Can we get networking in the standard before I retire. I started this job writing C++ in 2018.

u/just_use_boost_beast 19 points 12 hr. ago

Bold of you to assume you'll retire before C++32.

[deleted] score hidden 9 hr. ago

[removed by moderator]

u/what_did_they_say 14 points 8 hr. ago

What did they say?

u/just_ship_it_already 23 points 7 hr. ago

Something about how P2300 was a conspiracy to sell more GPUs. You know, the usual.

u/template_dungeon_42 39 points 12 hr. ago

Senders: solving yesterday's problems with tomorrow's compile times since 2020.

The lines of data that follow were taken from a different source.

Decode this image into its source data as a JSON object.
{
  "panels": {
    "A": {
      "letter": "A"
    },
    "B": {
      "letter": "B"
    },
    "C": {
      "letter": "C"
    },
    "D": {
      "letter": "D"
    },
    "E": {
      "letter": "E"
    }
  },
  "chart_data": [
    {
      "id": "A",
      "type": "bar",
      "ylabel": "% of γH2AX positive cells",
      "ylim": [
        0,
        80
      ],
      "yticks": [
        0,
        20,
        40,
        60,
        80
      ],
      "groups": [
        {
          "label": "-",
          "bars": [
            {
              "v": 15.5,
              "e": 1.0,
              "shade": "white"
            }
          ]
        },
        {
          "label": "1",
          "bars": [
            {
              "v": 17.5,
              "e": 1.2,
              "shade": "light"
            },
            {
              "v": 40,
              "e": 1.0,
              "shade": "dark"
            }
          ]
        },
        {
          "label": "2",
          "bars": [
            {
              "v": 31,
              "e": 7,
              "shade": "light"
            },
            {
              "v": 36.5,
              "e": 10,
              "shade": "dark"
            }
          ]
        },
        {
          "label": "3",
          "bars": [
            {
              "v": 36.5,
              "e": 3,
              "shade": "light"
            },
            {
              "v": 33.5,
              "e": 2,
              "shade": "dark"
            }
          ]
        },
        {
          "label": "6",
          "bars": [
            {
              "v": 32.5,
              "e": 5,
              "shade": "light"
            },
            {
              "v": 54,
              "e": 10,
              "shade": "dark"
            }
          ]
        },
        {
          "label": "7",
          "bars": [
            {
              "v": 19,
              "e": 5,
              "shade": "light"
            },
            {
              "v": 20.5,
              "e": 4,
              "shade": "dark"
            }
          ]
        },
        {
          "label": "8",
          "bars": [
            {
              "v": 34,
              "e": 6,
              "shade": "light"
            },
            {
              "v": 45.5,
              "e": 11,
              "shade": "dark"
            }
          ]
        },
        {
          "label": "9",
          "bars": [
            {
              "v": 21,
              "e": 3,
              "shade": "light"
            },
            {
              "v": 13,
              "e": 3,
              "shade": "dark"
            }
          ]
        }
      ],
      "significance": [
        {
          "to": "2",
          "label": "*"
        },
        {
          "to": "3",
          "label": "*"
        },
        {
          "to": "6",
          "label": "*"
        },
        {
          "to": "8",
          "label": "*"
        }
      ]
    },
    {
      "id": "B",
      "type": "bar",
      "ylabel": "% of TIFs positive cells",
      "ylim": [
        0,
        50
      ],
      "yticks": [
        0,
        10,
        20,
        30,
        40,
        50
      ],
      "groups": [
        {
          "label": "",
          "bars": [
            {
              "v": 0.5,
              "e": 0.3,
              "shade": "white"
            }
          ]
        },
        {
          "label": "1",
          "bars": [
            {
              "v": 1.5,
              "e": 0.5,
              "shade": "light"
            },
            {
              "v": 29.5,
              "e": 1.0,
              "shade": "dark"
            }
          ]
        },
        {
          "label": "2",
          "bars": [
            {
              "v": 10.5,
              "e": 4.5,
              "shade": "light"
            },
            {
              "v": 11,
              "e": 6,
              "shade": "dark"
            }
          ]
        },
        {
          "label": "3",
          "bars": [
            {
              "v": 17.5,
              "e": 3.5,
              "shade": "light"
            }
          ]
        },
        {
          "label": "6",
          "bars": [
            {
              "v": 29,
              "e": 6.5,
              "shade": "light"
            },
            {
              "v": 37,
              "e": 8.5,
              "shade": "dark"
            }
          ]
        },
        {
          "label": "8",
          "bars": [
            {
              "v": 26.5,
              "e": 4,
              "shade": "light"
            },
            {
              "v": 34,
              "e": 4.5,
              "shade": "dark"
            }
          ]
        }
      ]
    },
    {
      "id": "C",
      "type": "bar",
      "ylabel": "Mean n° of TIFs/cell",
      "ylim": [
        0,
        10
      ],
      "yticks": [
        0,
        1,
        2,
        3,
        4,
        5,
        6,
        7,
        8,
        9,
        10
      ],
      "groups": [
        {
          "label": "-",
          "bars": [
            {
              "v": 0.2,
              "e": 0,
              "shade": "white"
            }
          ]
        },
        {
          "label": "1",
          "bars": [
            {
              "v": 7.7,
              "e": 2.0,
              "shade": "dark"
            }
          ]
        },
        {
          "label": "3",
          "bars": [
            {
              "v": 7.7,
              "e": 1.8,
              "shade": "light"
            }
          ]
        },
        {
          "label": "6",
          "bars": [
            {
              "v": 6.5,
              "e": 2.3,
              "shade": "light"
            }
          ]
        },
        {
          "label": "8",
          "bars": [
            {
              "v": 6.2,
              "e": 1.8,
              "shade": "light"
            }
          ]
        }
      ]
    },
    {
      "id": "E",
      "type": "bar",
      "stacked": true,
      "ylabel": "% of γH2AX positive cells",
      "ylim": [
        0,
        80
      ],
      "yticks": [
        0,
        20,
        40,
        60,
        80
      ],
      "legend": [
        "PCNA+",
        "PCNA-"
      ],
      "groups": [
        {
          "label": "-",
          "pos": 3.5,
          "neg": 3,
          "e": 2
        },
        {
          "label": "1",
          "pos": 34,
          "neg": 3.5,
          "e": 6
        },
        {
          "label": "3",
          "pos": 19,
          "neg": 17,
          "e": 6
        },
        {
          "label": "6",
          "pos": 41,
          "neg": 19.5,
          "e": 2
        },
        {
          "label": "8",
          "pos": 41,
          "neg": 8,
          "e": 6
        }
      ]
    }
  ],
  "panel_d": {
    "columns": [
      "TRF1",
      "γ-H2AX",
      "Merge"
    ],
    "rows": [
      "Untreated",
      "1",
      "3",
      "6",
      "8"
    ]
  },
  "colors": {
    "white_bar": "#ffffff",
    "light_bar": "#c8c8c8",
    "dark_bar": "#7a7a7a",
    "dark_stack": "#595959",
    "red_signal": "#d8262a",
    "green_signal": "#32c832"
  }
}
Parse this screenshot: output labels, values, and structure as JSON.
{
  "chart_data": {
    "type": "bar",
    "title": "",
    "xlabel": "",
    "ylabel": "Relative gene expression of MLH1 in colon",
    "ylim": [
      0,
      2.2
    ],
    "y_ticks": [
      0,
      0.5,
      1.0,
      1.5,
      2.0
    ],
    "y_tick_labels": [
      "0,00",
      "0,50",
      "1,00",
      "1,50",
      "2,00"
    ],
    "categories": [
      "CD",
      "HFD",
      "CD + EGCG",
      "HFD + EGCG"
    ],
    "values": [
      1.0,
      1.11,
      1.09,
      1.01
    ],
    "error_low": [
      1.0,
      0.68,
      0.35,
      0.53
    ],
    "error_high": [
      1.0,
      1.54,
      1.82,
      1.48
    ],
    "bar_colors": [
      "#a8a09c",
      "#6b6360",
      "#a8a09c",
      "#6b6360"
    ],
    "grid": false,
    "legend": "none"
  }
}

u/p2300_concepts_parallel 32 points 10 hr. ago

Is P2300 the new concepts? Years of design, massive committee investment, and a significant chunk of the community wondering if the cure is worse than the disease.

u/concepts_defender_2020 18 points 9 hr. ago

Concepts actually work and are universally useful now. We're at year 1 of senders. Give it time.

u/embedded_for_20_years 28 points 9 hr. ago

The zero-allocation property matters to me. In my world, malloc is a bug. Senders give me composable async without touching the heap. That's real. But I also write approximately zero networking code, so I have no opinion on the I/O question.

u/everyone_can_win 24 points 8 hr. ago
The standard is stronger when each domain gets the model it needs, and neither is forced to use the other's tool.

This is the most reasonable conclusion I've seen in any of the sender/coroutine papers. Nobody loses anything. GPU keeps senders. I/O gets coroutines. Both exist. Both are standardized. Done.

u/committee_tea_leaves 11 points 7 hr. ago

The hard part isn't the principle. The hard part is implementation: who designs the I/O model, who reviews it, and how long does it take through the process. We've been waiting for networking since 2005.

u/haskell_refugee_2021 21 points 11 hr. ago

As someone who used Haskell for five years before switching to C++, seeing just mapped to monadic return and let_value mapped to bind made my entire career flash before my eyes. The paper is right that this is CPS. It's also right that most C++ developers never asked for CPS.

u/senior_cpp_dev_tired 18 points 7 hr. ago

*laughs in Boost.Asio still working fine for my use case*

u/rust_mentioned_drink 15 points 8 hr. ago

Meanwhile Rust shipped async/await, Tokio is the de facto standard runtime, and nobody argues about whether the abstraction is a sub-language. It just works.

u/actually_writes_senders 9 points 7 hr. ago

Rust doesn't target GPUs with the same abstraction. Different problem space, different solution space.

u/implementation_reality 13 points 6 hr. ago

I implemented a sender-based connection pool at work last year. Took three weeks. Reimplemented it with coroutines in four days. Both versions handle 40K concurrent connections. The coroutine version is 400 lines shorter and two junior devs can maintain it.

u/conference_talk_addict 11 points 5 hr. ago

For anyone who wants more context, watch Eric Niebler's CppCon 2024 talk on senders and Lewis Baker's symmetric transfer talk. Two different perspectives from two people who both understand the design deeply.

u/compiles_first_try 8 points 4 hr. ago

The paper acknowledges that senders are "an achievement" and says the committee should be "proud of it." That's not a hit piece. It's asking for coexistence. I don't understand why that's controversial.

u/error_code_appreciator 6 points 3 hr. ago

The "concurrent selection" row in the equivalence table being marked (absent) is doing a lot of quiet work. when_all shipped but its dual didn't. You can fork but you can't race.

u/great_another_10_years 4 points 2 hr. ago

Great, another paper that will take 10 years to get through LEWG.